A Giant Hole Has Opened in the Antarctic Ice and Scientists Aren't Sure Why

We're now just a few weeks away from the start of the Antarctic ski season, and even now there are explorers putting the finishing touches on their plans to travel on foot to the South Pole. As the austral summer returns to the frozen continent, we're now taking stock of what is happening in that part of the world, and scientists of discovered something fascinating, perplexing, and possibly worrisome all at the same time.
Using satellite imagery, researchers have identified a large hole in the ice on the Antarctic continent. Of course, holes develop in the ice all of the time. Scientists even have a name for them, calling them polynyas. But what makes this one different from most is that it is incredibly large and it is located miles from the place where Antarctica meets the ocean, which is typically where these phenomenon form.

In this case, the polynya is roughly the size of Lake Superior and is found in the heart of the Weddell Sea to the east of the Antarctic Peninsula.
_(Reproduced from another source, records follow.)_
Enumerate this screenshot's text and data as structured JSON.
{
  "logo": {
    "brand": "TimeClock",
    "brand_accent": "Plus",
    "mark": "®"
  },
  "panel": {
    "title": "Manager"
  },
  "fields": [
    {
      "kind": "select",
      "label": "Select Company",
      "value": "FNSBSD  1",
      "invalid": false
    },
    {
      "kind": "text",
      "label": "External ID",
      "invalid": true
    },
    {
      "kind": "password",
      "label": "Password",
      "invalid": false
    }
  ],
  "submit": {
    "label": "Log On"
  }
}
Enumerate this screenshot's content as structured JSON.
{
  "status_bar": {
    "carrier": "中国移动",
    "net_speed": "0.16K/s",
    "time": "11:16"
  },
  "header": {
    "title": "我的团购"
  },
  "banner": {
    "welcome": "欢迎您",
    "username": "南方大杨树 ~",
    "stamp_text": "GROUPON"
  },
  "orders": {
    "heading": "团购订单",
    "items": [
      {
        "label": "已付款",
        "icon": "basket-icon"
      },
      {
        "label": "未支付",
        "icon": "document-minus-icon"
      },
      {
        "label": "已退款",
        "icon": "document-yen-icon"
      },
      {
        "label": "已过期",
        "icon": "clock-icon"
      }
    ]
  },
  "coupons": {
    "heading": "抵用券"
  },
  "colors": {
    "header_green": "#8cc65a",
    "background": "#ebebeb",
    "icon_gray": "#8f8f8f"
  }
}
This particular hole has been spotted once before way back in the 1970's when the first satellites began photographing the continent. It is believed that in this case, the polynya was created when warm water in the Southern Ocean rose to the surface, pushing through the cold freshwater that sits on top. That warm water then acted as a vent, heating up the ice and causing it to melt rapidly. So rapidly in fact that it was able to create the hole even during the dead of winter.
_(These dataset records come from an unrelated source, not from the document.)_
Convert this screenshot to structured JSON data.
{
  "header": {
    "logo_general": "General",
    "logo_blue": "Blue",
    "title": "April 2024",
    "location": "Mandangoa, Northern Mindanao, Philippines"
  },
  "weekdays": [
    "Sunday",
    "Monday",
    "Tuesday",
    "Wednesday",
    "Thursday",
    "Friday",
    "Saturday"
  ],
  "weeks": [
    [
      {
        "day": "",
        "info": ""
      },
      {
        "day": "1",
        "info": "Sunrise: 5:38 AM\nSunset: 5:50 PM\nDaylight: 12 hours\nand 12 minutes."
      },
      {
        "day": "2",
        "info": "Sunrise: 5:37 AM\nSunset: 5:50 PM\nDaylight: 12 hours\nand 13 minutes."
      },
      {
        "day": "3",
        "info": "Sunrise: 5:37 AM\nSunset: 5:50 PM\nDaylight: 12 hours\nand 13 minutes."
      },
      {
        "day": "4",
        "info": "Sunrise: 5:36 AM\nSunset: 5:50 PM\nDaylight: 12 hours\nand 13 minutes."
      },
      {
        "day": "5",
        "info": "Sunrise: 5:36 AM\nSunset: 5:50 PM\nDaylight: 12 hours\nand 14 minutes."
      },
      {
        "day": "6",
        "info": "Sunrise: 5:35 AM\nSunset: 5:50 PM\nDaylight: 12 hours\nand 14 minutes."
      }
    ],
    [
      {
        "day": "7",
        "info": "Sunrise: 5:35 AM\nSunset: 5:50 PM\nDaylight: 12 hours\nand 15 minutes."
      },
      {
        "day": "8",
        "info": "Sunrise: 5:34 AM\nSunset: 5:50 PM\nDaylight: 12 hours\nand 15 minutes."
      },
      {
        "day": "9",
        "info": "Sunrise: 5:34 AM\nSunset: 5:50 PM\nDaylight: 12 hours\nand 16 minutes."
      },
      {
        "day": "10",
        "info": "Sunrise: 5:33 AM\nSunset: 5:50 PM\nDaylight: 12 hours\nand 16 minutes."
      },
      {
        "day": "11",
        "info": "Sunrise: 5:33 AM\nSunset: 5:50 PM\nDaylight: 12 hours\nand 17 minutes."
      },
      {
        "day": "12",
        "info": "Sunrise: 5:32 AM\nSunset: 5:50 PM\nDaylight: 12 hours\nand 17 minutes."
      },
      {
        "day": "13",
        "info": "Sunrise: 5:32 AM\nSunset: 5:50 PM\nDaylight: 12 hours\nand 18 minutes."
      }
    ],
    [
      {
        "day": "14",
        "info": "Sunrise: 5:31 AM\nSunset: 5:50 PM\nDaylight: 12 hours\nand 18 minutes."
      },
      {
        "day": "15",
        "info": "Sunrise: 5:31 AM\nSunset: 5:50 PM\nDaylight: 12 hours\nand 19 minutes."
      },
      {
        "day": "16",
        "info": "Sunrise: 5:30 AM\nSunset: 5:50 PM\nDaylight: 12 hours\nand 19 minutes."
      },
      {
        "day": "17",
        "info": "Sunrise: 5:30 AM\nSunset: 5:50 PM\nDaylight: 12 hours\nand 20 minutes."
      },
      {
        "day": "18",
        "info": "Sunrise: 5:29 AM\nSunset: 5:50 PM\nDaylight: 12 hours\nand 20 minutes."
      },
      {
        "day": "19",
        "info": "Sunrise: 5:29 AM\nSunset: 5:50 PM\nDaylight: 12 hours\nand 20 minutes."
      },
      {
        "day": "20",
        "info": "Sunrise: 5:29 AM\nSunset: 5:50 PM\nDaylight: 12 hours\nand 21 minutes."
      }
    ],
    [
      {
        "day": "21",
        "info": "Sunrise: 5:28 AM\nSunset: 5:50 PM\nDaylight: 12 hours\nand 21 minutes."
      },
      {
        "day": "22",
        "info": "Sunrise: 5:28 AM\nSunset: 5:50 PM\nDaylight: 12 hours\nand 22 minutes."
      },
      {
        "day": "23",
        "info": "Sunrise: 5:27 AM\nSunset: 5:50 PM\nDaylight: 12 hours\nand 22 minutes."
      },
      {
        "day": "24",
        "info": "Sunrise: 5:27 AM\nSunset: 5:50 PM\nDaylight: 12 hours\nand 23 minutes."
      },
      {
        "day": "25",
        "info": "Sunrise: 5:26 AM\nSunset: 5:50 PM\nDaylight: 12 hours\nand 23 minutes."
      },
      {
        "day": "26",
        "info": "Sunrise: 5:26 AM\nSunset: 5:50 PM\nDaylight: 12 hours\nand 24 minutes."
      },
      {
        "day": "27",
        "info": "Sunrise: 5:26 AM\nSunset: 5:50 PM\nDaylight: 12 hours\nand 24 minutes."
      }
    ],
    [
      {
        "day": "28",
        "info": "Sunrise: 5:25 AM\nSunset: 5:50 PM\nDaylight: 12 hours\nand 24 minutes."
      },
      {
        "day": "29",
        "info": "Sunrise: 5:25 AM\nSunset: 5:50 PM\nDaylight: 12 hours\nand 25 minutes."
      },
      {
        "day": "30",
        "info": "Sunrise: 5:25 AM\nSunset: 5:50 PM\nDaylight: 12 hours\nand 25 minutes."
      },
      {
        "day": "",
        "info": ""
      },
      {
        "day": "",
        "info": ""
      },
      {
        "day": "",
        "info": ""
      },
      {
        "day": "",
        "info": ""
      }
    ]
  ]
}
The scientists studying the Weddell Polynya as it is now called have described it as a natural variable that has proven that their climate models are actually providing an accurate depiction of what is happening to our planet. Originally researchers thought that the hole couldn't form again as climate change increased precipitation in the region. But newer models did predict that it would reoccur as conditions shifted. The fact that it has happened again is demonstrating that current climate models for the Antarctic are on track. Even though this appears to be a natural phenomenon, it is still falling into line with the shifting climate patterns across the world.

This is just another strange occurrence in the Antarctic along with the large chunks of ice that we've been seeing break off over the past few months. Whether this is all a natural occurrence or the result of man's impact on the planet, it doesn't really matter at this point. The Antarctic has long been viewed as the canary in the coal mine when it came to climate change, and this canary is in dire straits.